The tax system can be used to help the environment but green taxes can also be misused as a form of stealthy, regressive taxation.
Governments don’t just use the tax system to raise revenue – they have also used taxes to encourage and discourage behaviours and practices. They are levied to internalise the externality of pollution.
Duties on tobacco have been used to discourage people from smoking and tax relief for mortgages have been used to encourage home ownership.
‘Green taxation’ is today’s most fashionable form of taxation - not least amongst Crunchy Conservatives.
Perhaps the most successful green tax policy was the lower duty that western governments levied on unleaded fuel throughout the 1990s. This made it economically advantageous for motorists to switch from more heavily-taxed leaded petrol.

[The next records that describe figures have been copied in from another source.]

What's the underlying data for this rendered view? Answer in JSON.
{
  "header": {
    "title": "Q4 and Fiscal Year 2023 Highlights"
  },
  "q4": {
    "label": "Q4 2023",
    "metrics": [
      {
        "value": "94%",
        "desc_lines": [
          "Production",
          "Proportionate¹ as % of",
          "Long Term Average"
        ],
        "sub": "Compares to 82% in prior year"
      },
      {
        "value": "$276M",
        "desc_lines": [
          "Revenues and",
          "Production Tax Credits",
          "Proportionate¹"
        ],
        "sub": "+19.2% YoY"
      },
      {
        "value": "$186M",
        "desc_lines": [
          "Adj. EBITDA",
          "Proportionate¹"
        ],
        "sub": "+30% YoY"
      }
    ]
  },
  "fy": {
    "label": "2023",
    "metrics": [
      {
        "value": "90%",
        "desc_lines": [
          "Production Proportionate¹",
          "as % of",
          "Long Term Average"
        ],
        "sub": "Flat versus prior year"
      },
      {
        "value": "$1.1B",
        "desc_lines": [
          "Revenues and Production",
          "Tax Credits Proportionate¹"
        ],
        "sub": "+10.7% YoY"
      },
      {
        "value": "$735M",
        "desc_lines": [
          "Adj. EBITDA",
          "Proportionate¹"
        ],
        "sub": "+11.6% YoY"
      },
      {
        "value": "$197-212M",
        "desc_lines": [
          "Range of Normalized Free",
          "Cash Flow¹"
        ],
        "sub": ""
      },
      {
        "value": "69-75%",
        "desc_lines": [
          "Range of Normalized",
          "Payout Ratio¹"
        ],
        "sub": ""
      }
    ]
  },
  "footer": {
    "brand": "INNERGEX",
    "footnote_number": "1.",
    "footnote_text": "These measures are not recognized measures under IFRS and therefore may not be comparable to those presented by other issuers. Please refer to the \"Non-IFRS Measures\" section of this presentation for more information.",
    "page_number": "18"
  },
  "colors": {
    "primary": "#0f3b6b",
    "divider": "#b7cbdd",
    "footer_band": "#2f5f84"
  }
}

Today’s most successful form of green taxation is probably London’s congestion charge.
Green taxes should be governed by at least three rules, however. Without these rules politicians will exploit the environmentalism of certain values voters and raise green taxes for the wrong reasons and in the wrong ways.
Rule 1: green taxes should be revenue neutral
High tax economies are weak, job-destroying economies and where taxes are levied on polluting factories, for example, there should be compensatory tax relief for business as a whole. Otherwise green taxation becomes an example of tomato environmentalism - green environmentalism that mutates into red-coloured big governmentalism.
Rule 2: green taxes shouldn’t hurt the poor
Some green taxes are stealth taxes. The Major Government argued that its extension of VAT to household fuel was environmentally-motivated. Few people believed it. More serious was the regressive impact of VAT on fuel. Fixed-income pensioners and low-earner families bore the brunt of that particular tax.
Rule 3: green taxes shouldn’t get too complex
Tax systems become more and more expensive to navigate if used by governments for too many policy goals. The environment, family life, charities, small businesses and other political causes stop being the main beneficiaries when tax systems get too complex – the real beneficiaries become tax accountants.